Their middle is like our middle for them; like us they lived in that time between the resurrection of Jesus and the second coming. They faced the daily, weekly and even yearly challenges of life as Christians expecting the coming of the Lord. Perhaps they lived with even more expectation as the last words of Christ seemed to herald a quick return. But even they were beginning to become weary of waiting. As humans we can only hold our excitement for so long. Have you ever been part of a surprise party? Gathering for the event in order to surprise someone you know well can be a wonderful thing but if the person gets delayed for too long, the excitement can begin to fade and we can even lose interest.
John knows that life has lost its excitement for the people in the churches. The expectation of Christ’s return has been so anticipated that they were on high alert. But time has been passing and nothing has happened.

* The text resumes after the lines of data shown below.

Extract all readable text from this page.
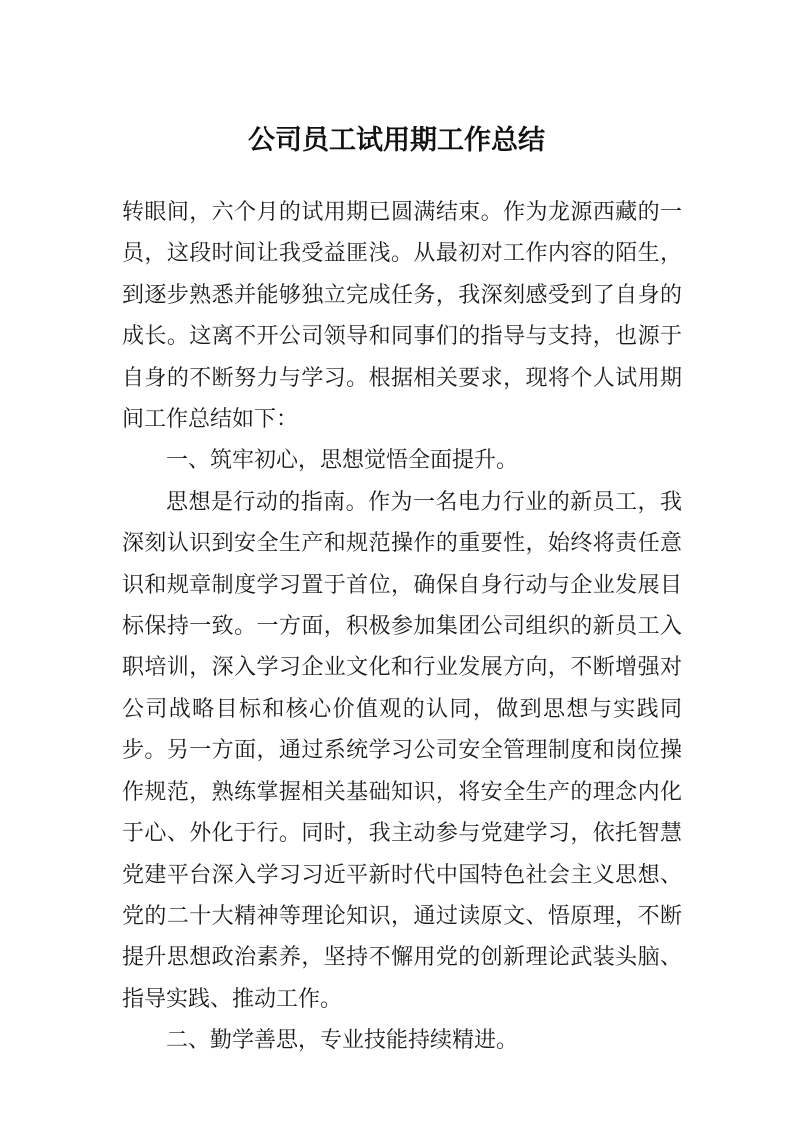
公司员工试用期工作总结

转眼间，六个月的试用期已圆满结束。作为龙源西藏的一员，这段时间让我受益匪浅。从最初对工作内容的陌生，到逐步熟悉并能够独立完成任务，我深刻感受到了自身的成长。这离不开公司领导和同事们的指导与支持，也源于自身的不断努力与学习。根据相关要求，现将个人试用期间工作总结如下：

一、筑牢初心，思想觉悟全面提升。

思想是行动的指南。作为一名电力行业的新员工，我深刻认识到安全生产和规范操作的重要性，始终将责任意识和规章制度学习置于首位，确保自身行动与企业发展目标保持一致。一方面，积极参加集团公司组织的新员工入职培训，深入学习企业文化和行业发展方向，不断增强对公司战略目标和核心价值观的认同，做到思想与实践同步。另一方面，通过系统学习公司安全管理制度和岗位操作规范，熟练掌握相关基础知识，将安全生产的理念内化于心、外化于行。同时，我主动参与党建学习，依托智慧党建平台深入学习习近平新时代中国特色社会主义思想、党的二十大精神等理论知识，通过读原文、悟原理，不断提升思想政治素养，坚持不懈用党的创新理论武装头脑、指导实践、推动工作。

二、勤学善思，专业技能持续精进。
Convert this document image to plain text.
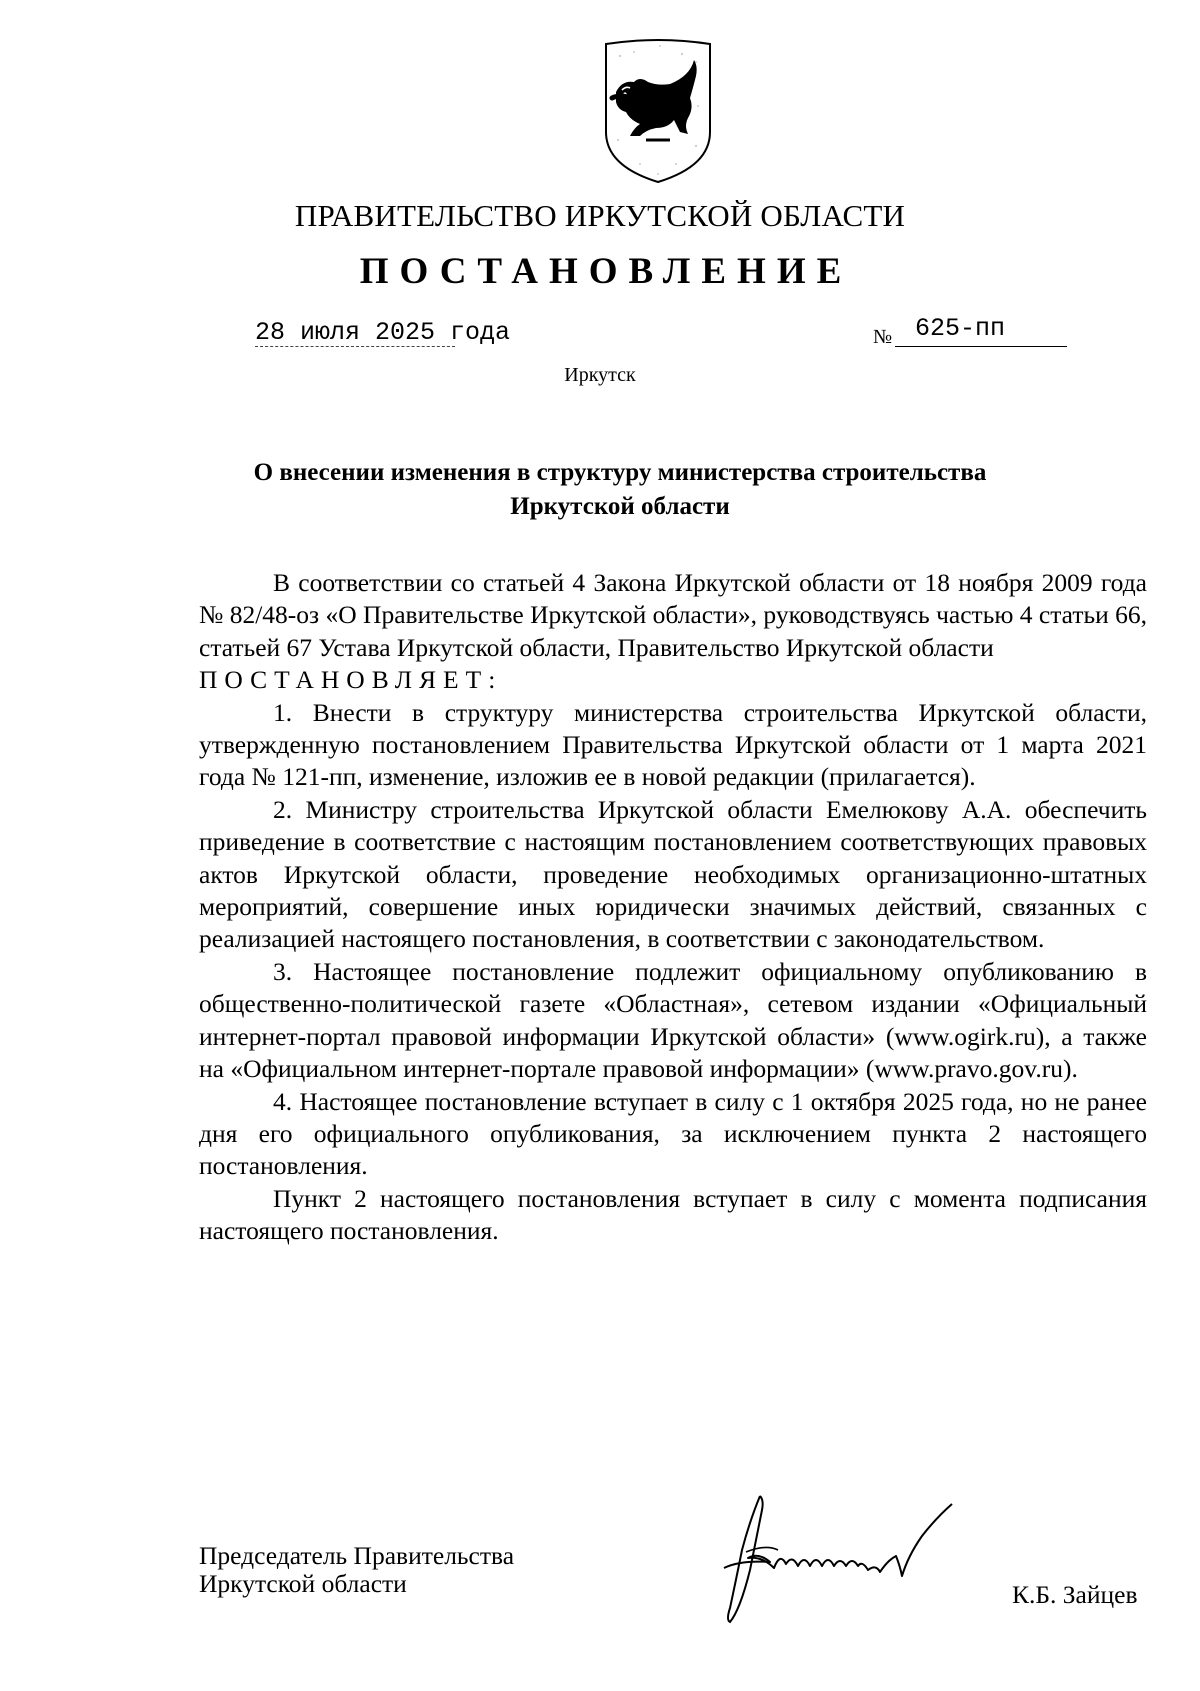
ПРАВИТЕЛЬСТВО ИРКУТСКОЙ ОБЛАСТИ
ПОСТАНОВЛЕНИЕ
28 июля 2025 года	№ 625-пп
Иркутск
О внесении изменения в структуру министерства строительства
Иркутской области

В соответствии со статьей 4 Закона Иркутской области от 18 ноября 2009 года № 82/48-оз «О Правительстве Иркутской области», руководствуясь частью 4 статьи 66, статьей 67 Устава Иркутской области, Правительство Иркутской области

ПОСТАНОВЛЯЕТ:

1. Внести в структуру министерства строительства Иркутской области, утвержденную постановлением Правительства Иркутской области от 1 марта 2021 года № 121-пп, изменение, изложив ее в новой редакции (прилагается).

2. Министру строительства Иркутской области Емелюкову А.А. обеспечить приведение в соответствие с настоящим постановлением соответствующих правовых актов Иркутской области, проведение необходимых организационно-штатных мероприятий, совершение иных юридически значимых действий, связанных с реализацией настоящего постановления, в соответствии с законодательством.

3. Настоящее постановление подлежит официальному опубликованию в общественно-политической газете «Областная», сетевом издании «Официальный интернет-портал правовой информации Иркутской области» (www.ogirk.ru), а также на «Официальном интернет-портале правовой информации» (www.pravo.gov.ru).

4. Настоящее постановление вступает в силу с 1 октября 2025 года, но не ранее дня его официального опубликования, за исключением пункта 2 настоящего постановления.

Пункт 2 настоящего постановления вступает в силу с момента подписания настоящего постановления.

Председатель Правительства
Иркутской области	К.Б. Зайцев
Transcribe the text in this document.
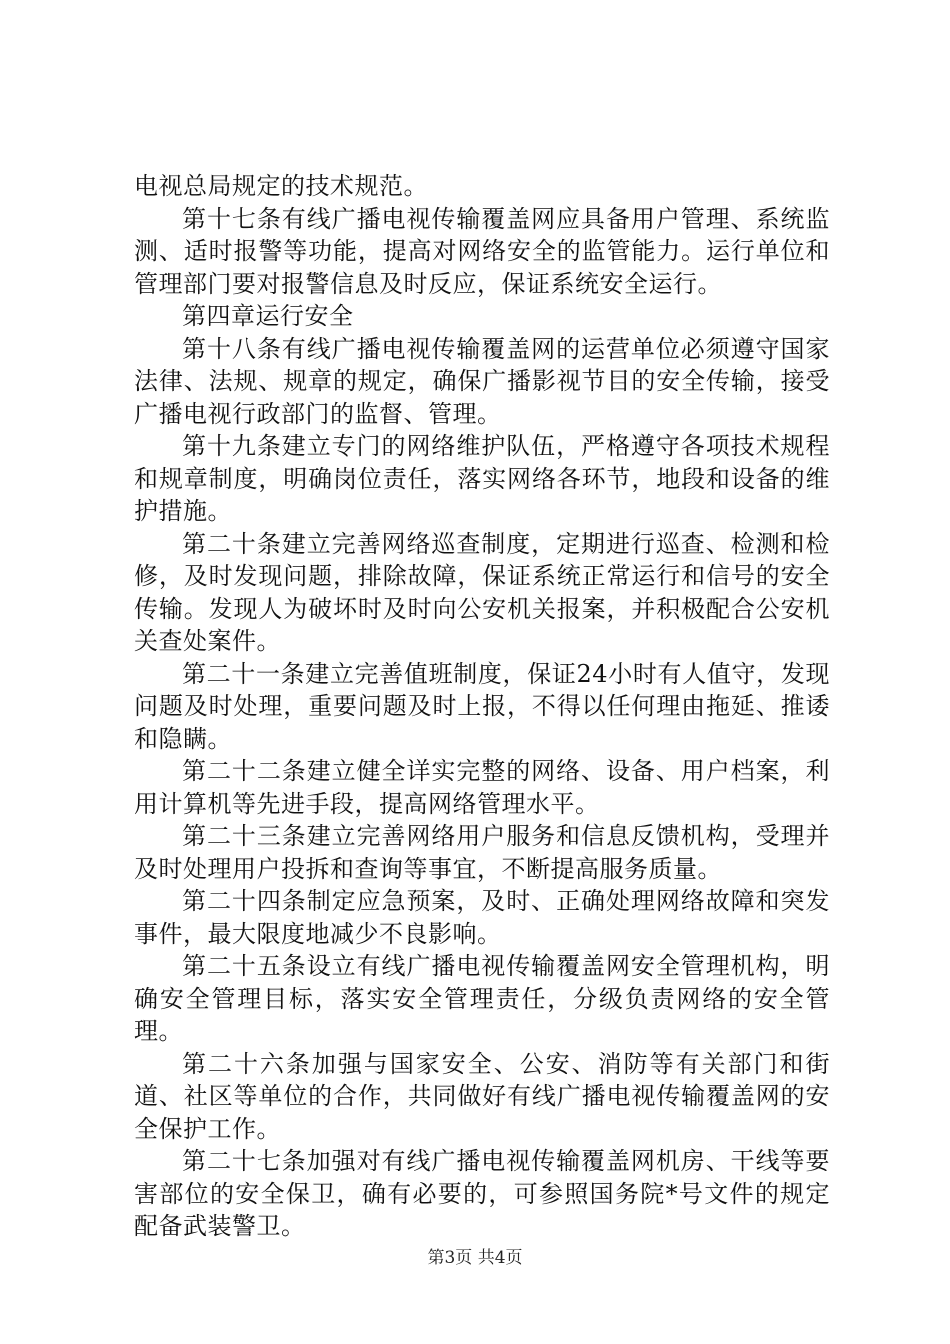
电视总局规定的技术规范。

第十七条有线广播电视传输覆盖网应具备用户管理、系统监测、适时报警等功能，提高对网络安全的监管能力。运行单位和管理部门要对报警信息及时反应，保证系统安全运行。

第四章运行安全

第十八条有线广播电视传输覆盖网的运营单位必须遵守国家法律、法规、规章的规定，确保广播影视节目的安全传输，接受广播电视行政部门的监督、管理。

第十九条建立专门的网络维护队伍，严格遵守各项技术规程和规章制度，明确岗位责任，落实网络各环节，地段和设备的维护措施。

第二十条建立完善网络巡查制度，定期进行巡查、检测和检修，及时发现问题，排除故障，保证系统正常运行和信号的安全传输。发现人为破坏时及时向公安机关报案，并积极配合公安机关查处案件。

第二十一条建立完善值班制度，保证24小时有人值守，发现问题及时处理，重要问题及时上报，不得以任何理由拖延、推诿和隐瞒。

第二十二条建立健全详实完整的网络、设备、用户档案，利用计算机等先进手段，提高网络管理水平。

第二十三条建立完善网络用户服务和信息反馈机构，受理并及时处理用户投拆和查询等事宜，不断提高服务质量。

第二十四条制定应急预案，及时、正确处理网络故障和突发事件，最大限度地减少不良影响。

第二十五条设立有线广播电视传输覆盖网安全管理机构，明确安全管理目标，落实安全管理责任，分级负责网络的安全管理。

第二十六条加强与国家安全、公安、消防等有关部门和街道、社区等单位的合作，共同做好有线广播电视传输覆盖网的安全保护工作。

第二十七条加强对有线广播电视传输覆盖网机房、干线等要害部位的安全保卫，确有必要的，可参照国务院*号文件的规定配备武装警卫。

第3页 共4页
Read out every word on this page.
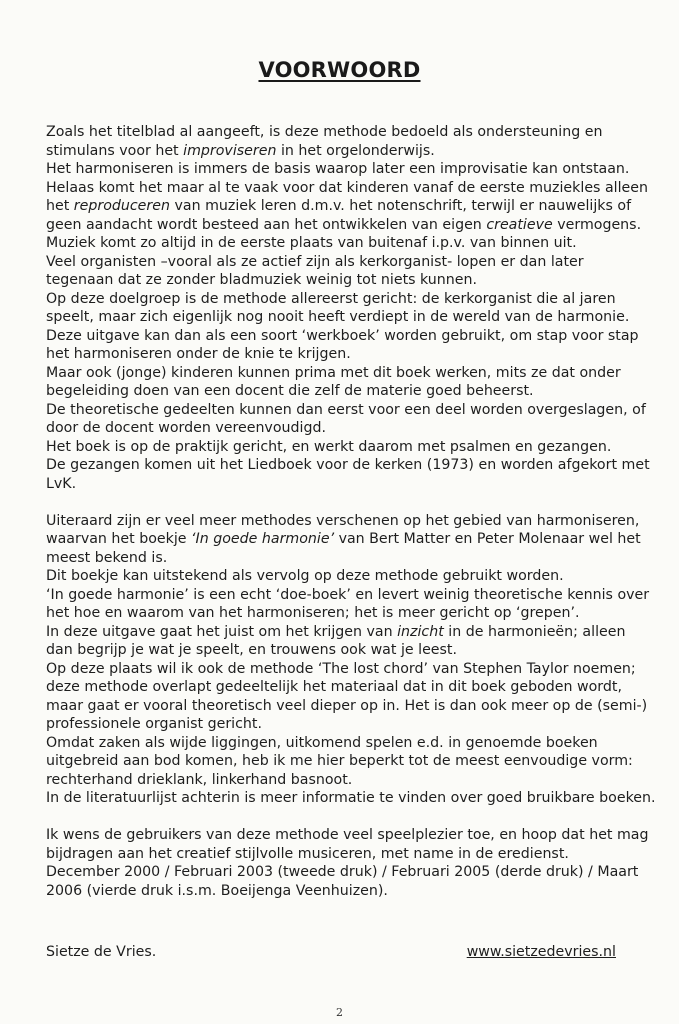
VOORWOORD
Zoals het titelblad al aangeeft, is deze methode bedoeld als ondersteuning en
stimulans voor het improviseren in het orgelonderwijs.
Het harmoniseren is immers de basis waarop later een improvisatie kan ontstaan.
Helaas komt het maar al te vaak voor dat kinderen vanaf de eerste muziekles alleen
het reproduceren van muziek leren d.m.v. het notenschrift, terwijl er nauwelijks of
geen aandacht wordt besteed aan het ontwikkelen van eigen creatieve vermogens.
Muziek komt zo altijd in de eerste plaats van buitenaf i.p.v. van binnen uit.
Veel organisten –vooral als ze actief zijn als kerkorganist- lopen er dan later
tegenaan dat ze zonder bladmuziek weinig tot niets kunnen.
Op deze doelgroep is de methode allereerst gericht: de kerkorganist die al jaren
speelt, maar zich eigenlijk nog nooit heeft verdiept in de wereld van de harmonie.
Deze uitgave kan dan als een soort ‘werkboek’ worden gebruikt, om stap voor stap
het harmoniseren onder de knie te krijgen.
Maar ook (jonge) kinderen kunnen prima met dit boek werken, mits ze dat onder
begeleiding doen van een docent die zelf de materie goed beheerst.
De theoretische gedeelten kunnen dan eerst voor een deel worden overgeslagen, of
door de docent worden vereenvoudigd.
Het boek is op de praktijk gericht, en werkt daarom met psalmen en gezangen.
De gezangen komen uit het Liedboek voor de kerken (1973) en worden afgekort met
LvK.
Uiteraard zijn er veel meer methodes verschenen op het gebied van harmoniseren,
waarvan het boekje ‘In goede harmonie’ van Bert Matter en Peter Molenaar wel het
meest bekend is.
Dit boekje kan uitstekend als vervolg op deze methode gebruikt worden.
‘In goede harmonie’ is een echt ‘doe-boek’ en levert weinig theoretische kennis over
het hoe en waarom van het harmoniseren; het is meer gericht op ‘grepen’.
In deze uitgave gaat het juist om het krijgen van inzicht in de harmonieën; alleen
dan begrijp je wat je speelt, en trouwens ook wat je leest.
Op deze plaats wil ik ook de methode ‘The lost chord’ van Stephen Taylor noemen;
deze methode overlapt gedeeltelijk het materiaal dat in dit boek geboden wordt,
maar gaat er vooral theoretisch veel dieper op in. Het is dan ook meer op de (semi-)
professionele organist gericht.
Omdat zaken als wijde liggingen, uitkomend spelen e.d. in genoemde boeken
uitgebreid aan bod komen, heb ik me hier beperkt tot de meest eenvoudige vorm:
rechterhand drieklank, linkerhand basnoot.
In de literatuurlijst achterin is meer informatie te vinden over goed bruikbare boeken.
Ik wens de gebruikers van deze methode veel speelplezier toe, en hoop dat het mag
bijdragen aan het creatief stijlvolle musiceren, met name in de eredienst.
December 2000 / Februari 2003 (tweede druk) / Februari 2005 (derde druk) / Maart
2006 (vierde druk i.s.m. Boeijenga Veenhuizen).
Sietze de Vries.	www.sietzedevries.nl
2
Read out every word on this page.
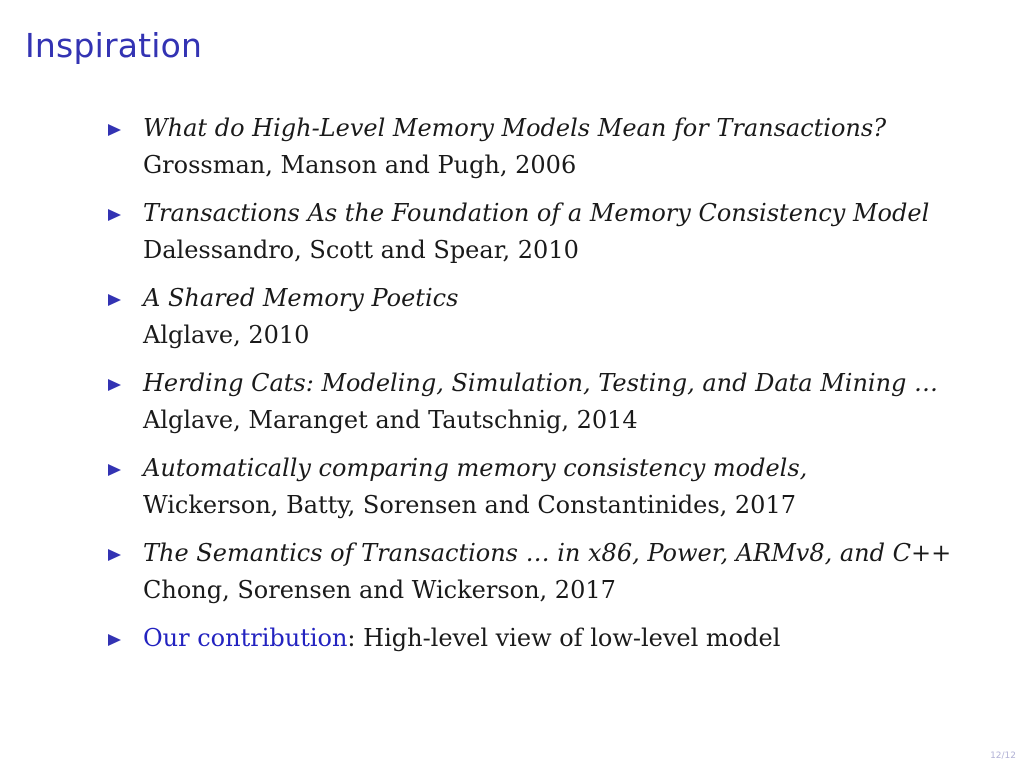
Inspiration
What do High-Level Memory Models Mean for Transactions?
Grossman, Manson and Pugh, 2006
Transactions As the Foundation of a Memory Consistency Model
Dalessandro, Scott and Spear, 2010
A Shared Memory Poetics
Alglave, 2010
Herding Cats: Modeling, Simulation, Testing, and Data Mining …
Alglave, Maranget and Tautschnig, 2014
Automatically comparing memory consistency models,
Wickerson, Batty, Sorensen and Constantinides, 2017
The Semantics of Transactions … in x86, Power, ARMv8, and C++
Chong, Sorensen and Wickerson, 2017
Our contribution: High-level view of low-level model
12/12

How to keep the excitement going?
All John can do is to encourage them to keep the faith, to keep believing that their commitment to God in Christ is not in vain. He encourages them to maintain their hope for Christ’s return by reminding them that the love of God in Christ is ever there. He encourages them by reminding them that they are a part of God’s kingdom and that even though the time seems long, they should not lose hope. Using the Greek alphabet – which they all would be familiar with – he reminds them that as alpha stands at the beginning of the alphabet and Omega stands at the end, so Jesus who is the very creative Word of God from the beginning of time is also the same Word of God that will be there at the end. The life they live in their middle is bookended by God Himself in Jesus Christ. It is for them to live their lives in the middle assured that the same God who began all things will be there at the end of all things. They are to be assured that the same God who appeared in this latter time as a child in Bethlehem living, teaching, and healing is the same God who will come again.
He is the Alpha and the Omega; he is the beginning and the end; but he is also the middle. He will be with us through it all so that we can live our lives now in the middle of this time with hope and strength and grace!